The Vampire is the blood-drinking undead of European, especially Eastern European, legend: a corpse that rises from the grave by night to feed upon the blood of the living — spreading death and plague, draining its victims until they too become vampires — an immortal, soulless predator destroyed only by stake, fire, decapitation, or the light of day, and the most famous and enduring of all the undead. It is the blood-drinker, the undead of the grave.
The Undead of the Grave
The Vampire (a word that entered Western Europe from the Slavic lands in the 18th century, amid a wave of vampire-panics in the Balkans and Eastern Europe) is the archetypal blood-drinking revenant — the dead who do not stay dead, but rise from the grave to prey upon the living.
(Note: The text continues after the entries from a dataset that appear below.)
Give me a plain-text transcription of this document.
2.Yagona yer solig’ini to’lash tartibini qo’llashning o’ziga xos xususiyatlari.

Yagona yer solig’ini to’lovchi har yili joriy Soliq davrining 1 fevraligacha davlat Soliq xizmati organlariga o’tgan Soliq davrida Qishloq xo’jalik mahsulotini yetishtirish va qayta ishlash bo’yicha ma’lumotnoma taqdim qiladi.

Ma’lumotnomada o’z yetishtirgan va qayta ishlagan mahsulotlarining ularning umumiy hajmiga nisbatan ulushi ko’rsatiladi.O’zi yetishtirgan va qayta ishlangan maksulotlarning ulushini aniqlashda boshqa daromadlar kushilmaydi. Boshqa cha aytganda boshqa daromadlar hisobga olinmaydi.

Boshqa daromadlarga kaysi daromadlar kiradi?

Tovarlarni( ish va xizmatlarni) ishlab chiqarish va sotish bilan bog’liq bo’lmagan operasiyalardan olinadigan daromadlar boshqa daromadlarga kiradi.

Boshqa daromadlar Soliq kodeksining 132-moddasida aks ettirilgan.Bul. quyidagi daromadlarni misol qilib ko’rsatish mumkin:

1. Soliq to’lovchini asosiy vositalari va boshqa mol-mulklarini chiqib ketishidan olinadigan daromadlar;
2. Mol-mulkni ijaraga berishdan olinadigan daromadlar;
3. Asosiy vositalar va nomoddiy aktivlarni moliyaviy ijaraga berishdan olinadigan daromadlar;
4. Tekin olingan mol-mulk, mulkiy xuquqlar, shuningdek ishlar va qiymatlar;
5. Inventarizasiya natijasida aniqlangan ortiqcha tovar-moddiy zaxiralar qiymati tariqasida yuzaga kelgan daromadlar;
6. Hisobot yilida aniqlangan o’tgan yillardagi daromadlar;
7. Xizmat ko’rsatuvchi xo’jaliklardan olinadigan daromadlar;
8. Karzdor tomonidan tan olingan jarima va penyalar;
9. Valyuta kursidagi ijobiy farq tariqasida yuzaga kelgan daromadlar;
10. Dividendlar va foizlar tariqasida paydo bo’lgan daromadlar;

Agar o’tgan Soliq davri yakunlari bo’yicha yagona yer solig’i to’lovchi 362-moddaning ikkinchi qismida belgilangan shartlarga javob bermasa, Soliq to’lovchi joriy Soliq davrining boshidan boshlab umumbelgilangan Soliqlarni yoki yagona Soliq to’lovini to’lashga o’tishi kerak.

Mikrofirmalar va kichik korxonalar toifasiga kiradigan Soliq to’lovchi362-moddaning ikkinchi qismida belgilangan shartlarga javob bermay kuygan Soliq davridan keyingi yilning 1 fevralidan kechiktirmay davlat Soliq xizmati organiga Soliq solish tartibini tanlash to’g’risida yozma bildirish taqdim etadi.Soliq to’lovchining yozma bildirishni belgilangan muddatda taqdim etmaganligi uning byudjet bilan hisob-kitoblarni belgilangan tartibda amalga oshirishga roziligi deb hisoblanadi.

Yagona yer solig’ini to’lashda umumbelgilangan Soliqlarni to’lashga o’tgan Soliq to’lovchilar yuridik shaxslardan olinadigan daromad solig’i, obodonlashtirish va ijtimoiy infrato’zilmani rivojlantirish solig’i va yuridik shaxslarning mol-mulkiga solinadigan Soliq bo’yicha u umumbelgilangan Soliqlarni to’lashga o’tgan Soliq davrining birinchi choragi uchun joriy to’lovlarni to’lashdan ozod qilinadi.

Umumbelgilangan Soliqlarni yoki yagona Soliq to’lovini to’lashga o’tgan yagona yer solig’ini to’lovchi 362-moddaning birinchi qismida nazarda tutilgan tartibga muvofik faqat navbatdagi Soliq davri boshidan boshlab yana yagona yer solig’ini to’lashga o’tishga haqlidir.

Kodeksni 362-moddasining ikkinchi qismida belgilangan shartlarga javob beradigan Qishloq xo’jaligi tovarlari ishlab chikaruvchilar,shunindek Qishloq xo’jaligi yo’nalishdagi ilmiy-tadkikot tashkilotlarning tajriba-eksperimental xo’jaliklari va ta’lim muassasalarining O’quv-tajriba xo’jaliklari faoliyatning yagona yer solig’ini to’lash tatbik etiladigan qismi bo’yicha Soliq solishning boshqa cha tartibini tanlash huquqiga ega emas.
The belief is ancient and widespread (with kin in the Greek vrykolakas, the Slavic upir, the Romanian strigoi, the German [nachzehrer], and demonic blood-drinkers like Lilith and the lamia), but it crystallised into the classic European vampire in the folklore of the Slavic and Balkan peoples, where the dread of the restless, blood-sucking dead was vivid and the rituals against them grimly real.
The Feeding and the Spread
The vampire’s nature is to feed on blood. It rises from its grave by night (lying as if dead, often fresh and ruddy and undecayed, by day) and seeks out the living — often first its own family and neighbours — to drink their blood, draining their life so that they sicken and waste and die. And the vampire’s curse spreads: those killed by a vampire, or otherwise tainted, may themselves rise as vampires, so that a single vampire could bring a chain of deaths and a plague of the undead upon a whole village — which is why vampire-belief so often flared in the wake of epidemics, the unexplained deaths blamed on the first-buried risen as a vampire. Vampires were thought to arise from many causes: the wicked, the excommunicate, suicides, the unbaptised, those improperly buried, or those over whose corpse an animal had leapt.
The Stake and the Modern Vampire
Against the vampire, the folk had grim and specific remedies: the suspected grave was opened, and a vampire found undecayed and bloated with blood was destroyed by driving a wooden stake (of ash, hawthorn, or aspen) through its heart, by cutting off its head, by burning the body to ashes, by filling the mouth with garlic or a stone, or by other means — rituals attested in real, gruesome historical accounts of grave-openings. The vampire was warded by garlic, by holy water and the cross, by running water it could not cross, and by the dawn (in much later lore, sunlight destroys it). From this folklore, the literary vampire was born — the seductive, aristocratic, immortal predator of Polidori’s “The Vampyre” and, supremely, Bram Stoker’s Dracula (1897), who gave the vampire its now-classic powers (shapeshifting into a bat or wolf or mist, hypnotic seduction, immortality, the need for native earth) and made it the most famous monster in the modern world. In the Vampire, Europe gave form to the blood-drinking undead — the corpse that rises to feed on the living and spread its curse, destroyed by stake and fire and sun, the immortal predator of the grave and the deathless king of the undead.